1. Objectives of the Project The BEYO project is designed based on the middle range theory of self-care of chronic illness and salutogenic theory. The aim of this project is to facilitate self-care behaviours of community-dwelling elderly patients with type 2 diabetes through promoting SOC, and accordingly improve their health outcomes, including promoting quality of life and reducing diabetes-related emotional distress. 2. Content of the Project BEYO is a group-based consultation project. Each group contains 1 facilitator, 1 assistant and 8 elderly patients. 5 weekly sessions are provided to let patients receive health knowledge, discuss problems and experiences, explore available resources and build up goals and solutions. Each session lasts for 40 minutes. Session 1 aims to build social network among group members and introduce group goals and tasks. Session 2-4 covers six topics based on the Chinese guideline for type 2 diabetes released by Chinese diabetes society: (i) healthy dietary, (ii) exercise and activity, (iii) taking medication, (iv) blood glucose monitoring, (v) reducing risks for complication, (vi) healthy coping with mental stress.
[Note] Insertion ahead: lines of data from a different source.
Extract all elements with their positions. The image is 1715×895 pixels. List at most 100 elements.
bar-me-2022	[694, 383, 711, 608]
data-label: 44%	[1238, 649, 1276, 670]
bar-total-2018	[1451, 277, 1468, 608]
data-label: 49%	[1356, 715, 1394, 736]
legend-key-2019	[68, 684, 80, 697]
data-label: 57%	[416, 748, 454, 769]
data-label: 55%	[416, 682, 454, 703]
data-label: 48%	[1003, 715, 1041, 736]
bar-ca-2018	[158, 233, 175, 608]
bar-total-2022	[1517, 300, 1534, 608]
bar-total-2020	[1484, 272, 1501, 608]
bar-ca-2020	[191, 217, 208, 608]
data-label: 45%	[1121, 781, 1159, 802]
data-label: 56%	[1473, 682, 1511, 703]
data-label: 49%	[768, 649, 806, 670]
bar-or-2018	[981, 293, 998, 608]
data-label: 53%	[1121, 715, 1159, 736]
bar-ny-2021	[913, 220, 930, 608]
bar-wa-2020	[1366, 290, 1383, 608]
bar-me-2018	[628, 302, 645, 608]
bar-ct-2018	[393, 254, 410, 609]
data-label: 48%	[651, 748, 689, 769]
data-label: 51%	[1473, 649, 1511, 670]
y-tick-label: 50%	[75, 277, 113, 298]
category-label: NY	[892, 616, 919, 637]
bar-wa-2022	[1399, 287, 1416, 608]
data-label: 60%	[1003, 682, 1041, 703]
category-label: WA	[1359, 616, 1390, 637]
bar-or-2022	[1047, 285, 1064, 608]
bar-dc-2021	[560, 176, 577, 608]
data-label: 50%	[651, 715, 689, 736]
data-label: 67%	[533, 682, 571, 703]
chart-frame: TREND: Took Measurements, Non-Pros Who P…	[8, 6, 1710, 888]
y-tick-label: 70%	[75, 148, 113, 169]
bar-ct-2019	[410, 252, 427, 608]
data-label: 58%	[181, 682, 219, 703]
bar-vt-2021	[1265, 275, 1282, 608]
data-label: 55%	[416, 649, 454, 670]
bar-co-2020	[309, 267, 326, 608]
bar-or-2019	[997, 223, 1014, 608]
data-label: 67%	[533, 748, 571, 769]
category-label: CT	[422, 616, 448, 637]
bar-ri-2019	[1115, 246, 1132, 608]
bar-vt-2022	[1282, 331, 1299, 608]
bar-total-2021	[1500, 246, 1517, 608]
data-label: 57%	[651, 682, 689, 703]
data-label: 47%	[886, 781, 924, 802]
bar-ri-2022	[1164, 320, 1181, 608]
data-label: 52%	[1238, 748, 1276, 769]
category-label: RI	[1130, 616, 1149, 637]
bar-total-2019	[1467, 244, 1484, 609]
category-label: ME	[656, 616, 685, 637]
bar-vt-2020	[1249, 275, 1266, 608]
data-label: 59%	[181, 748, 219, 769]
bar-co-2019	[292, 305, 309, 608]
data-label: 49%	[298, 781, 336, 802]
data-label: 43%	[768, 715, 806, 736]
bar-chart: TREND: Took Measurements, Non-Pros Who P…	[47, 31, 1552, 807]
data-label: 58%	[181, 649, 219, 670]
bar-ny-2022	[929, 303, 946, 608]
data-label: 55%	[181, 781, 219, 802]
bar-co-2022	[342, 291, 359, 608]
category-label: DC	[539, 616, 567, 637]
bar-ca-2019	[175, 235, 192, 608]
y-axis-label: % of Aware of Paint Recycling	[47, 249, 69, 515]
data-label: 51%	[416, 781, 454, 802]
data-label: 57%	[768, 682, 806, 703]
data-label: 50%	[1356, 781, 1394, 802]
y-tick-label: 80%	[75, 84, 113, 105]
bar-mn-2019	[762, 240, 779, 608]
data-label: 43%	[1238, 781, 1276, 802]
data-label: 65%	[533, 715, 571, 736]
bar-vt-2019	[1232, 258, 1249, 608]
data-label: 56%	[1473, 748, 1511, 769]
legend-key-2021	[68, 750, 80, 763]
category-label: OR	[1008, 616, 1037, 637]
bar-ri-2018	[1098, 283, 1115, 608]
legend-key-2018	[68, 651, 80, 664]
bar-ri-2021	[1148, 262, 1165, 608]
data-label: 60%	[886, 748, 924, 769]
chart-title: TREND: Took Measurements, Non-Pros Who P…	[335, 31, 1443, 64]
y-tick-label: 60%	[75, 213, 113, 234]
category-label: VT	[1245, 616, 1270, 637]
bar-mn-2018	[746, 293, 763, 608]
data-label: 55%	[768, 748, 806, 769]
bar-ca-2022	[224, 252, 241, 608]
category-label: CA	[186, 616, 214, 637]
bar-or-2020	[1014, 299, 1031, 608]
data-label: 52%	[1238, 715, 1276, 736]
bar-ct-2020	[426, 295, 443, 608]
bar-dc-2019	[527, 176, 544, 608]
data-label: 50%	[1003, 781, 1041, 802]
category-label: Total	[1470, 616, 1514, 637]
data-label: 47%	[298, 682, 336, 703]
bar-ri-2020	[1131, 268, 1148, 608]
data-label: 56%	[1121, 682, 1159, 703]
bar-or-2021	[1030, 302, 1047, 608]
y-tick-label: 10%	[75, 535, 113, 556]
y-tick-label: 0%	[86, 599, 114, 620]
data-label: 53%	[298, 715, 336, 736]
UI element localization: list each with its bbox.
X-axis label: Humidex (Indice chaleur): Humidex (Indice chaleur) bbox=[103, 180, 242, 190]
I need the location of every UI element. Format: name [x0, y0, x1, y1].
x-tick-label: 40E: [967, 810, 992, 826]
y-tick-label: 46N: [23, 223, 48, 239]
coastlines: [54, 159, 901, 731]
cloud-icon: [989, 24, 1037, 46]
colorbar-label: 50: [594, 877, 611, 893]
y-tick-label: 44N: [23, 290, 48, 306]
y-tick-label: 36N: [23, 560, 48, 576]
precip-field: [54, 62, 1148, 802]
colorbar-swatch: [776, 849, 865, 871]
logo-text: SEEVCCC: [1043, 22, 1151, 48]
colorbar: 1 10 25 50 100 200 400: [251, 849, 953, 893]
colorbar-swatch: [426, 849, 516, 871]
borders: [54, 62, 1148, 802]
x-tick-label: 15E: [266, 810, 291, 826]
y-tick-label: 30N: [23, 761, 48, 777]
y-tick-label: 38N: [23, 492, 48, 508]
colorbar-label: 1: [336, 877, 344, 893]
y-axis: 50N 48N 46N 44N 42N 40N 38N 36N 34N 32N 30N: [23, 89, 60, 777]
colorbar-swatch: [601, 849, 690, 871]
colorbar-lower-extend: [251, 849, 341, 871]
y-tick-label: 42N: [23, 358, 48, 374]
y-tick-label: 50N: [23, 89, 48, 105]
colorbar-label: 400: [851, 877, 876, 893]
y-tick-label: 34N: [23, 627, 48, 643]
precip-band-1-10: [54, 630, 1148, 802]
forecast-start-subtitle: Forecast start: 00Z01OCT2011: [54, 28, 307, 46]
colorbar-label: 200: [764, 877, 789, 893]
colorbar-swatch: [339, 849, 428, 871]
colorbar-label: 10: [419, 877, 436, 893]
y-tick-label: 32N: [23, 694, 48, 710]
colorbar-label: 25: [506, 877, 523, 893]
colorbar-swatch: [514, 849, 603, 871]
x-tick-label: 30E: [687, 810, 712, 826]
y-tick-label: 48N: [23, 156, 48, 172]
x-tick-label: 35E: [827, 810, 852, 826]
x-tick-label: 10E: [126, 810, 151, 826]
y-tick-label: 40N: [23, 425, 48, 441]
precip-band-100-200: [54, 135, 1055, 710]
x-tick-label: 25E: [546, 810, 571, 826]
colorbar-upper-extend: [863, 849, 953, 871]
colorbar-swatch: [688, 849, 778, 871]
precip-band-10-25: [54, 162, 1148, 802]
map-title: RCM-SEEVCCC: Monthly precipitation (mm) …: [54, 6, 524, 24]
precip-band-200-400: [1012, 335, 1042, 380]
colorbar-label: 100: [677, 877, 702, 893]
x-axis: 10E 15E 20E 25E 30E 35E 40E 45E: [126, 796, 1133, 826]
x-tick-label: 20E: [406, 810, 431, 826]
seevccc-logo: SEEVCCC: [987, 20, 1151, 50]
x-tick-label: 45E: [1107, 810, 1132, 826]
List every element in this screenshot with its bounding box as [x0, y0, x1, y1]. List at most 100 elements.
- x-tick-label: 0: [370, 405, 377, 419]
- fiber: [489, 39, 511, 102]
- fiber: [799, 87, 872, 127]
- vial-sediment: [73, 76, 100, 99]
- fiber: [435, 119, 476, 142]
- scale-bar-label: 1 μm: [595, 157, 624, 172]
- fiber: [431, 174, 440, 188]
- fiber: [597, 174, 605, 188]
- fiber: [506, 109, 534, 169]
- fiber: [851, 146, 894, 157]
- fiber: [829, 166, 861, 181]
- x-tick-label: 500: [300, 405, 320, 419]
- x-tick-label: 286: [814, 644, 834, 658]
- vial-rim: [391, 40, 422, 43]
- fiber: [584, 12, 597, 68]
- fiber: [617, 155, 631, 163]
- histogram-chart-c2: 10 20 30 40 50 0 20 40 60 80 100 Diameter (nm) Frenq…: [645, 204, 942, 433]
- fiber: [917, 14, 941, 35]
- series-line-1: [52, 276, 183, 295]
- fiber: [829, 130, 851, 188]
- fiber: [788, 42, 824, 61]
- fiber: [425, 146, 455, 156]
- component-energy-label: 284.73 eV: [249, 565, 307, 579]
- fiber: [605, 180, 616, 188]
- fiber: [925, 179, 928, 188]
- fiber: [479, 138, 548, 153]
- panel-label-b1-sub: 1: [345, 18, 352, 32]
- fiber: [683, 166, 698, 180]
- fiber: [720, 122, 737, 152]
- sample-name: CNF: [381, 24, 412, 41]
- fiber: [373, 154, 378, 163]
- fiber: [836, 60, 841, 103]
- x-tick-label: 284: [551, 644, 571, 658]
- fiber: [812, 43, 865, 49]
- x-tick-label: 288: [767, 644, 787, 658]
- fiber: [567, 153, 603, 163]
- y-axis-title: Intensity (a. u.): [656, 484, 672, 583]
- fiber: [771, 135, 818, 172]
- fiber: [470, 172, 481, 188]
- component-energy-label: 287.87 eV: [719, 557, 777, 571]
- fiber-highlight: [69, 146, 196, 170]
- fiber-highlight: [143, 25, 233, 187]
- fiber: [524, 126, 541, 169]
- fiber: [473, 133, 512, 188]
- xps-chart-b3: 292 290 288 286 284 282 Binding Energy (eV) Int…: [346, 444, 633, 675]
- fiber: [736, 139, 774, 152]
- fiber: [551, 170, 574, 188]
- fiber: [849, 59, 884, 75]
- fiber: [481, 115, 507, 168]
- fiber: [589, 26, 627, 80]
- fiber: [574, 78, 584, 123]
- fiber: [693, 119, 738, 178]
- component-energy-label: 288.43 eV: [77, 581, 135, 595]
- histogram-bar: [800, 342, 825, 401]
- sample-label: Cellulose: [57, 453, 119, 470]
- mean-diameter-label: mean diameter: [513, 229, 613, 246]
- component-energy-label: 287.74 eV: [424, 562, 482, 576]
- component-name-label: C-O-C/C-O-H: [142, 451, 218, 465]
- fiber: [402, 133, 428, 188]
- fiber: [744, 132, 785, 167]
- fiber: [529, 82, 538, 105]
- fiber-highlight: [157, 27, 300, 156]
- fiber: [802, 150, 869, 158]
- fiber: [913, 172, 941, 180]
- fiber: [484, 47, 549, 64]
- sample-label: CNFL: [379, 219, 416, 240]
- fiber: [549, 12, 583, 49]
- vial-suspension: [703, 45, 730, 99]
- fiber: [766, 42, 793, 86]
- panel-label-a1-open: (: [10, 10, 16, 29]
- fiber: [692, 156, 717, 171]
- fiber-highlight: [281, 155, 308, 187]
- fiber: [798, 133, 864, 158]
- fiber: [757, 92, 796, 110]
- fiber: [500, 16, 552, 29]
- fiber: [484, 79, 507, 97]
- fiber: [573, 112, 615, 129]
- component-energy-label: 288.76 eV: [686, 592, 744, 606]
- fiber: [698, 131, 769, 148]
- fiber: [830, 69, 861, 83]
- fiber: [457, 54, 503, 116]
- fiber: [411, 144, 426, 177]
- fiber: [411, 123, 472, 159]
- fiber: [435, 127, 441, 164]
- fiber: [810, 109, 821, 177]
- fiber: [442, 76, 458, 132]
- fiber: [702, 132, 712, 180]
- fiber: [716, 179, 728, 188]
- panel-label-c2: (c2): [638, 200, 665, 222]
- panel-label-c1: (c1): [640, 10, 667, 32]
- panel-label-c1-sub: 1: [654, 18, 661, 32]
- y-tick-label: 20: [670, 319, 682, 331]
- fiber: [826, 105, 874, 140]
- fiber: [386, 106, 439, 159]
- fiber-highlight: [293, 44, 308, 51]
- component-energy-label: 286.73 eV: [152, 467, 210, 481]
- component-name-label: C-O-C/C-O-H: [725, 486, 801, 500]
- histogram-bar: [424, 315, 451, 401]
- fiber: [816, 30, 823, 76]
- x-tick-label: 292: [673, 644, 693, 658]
These middle sessions execute a common session flow to construct an action plan utilizing patients' resources and strengths to achieve the client-centered goal. Session 5 aims to review the process, summarize effective solutions, and set up plans for the future. One-week, one-month and three-month telephone follow-ups are delivered to help patients solve problems encountered during implementing the action plan and evaluate their self-care, SOC and other health outcomes.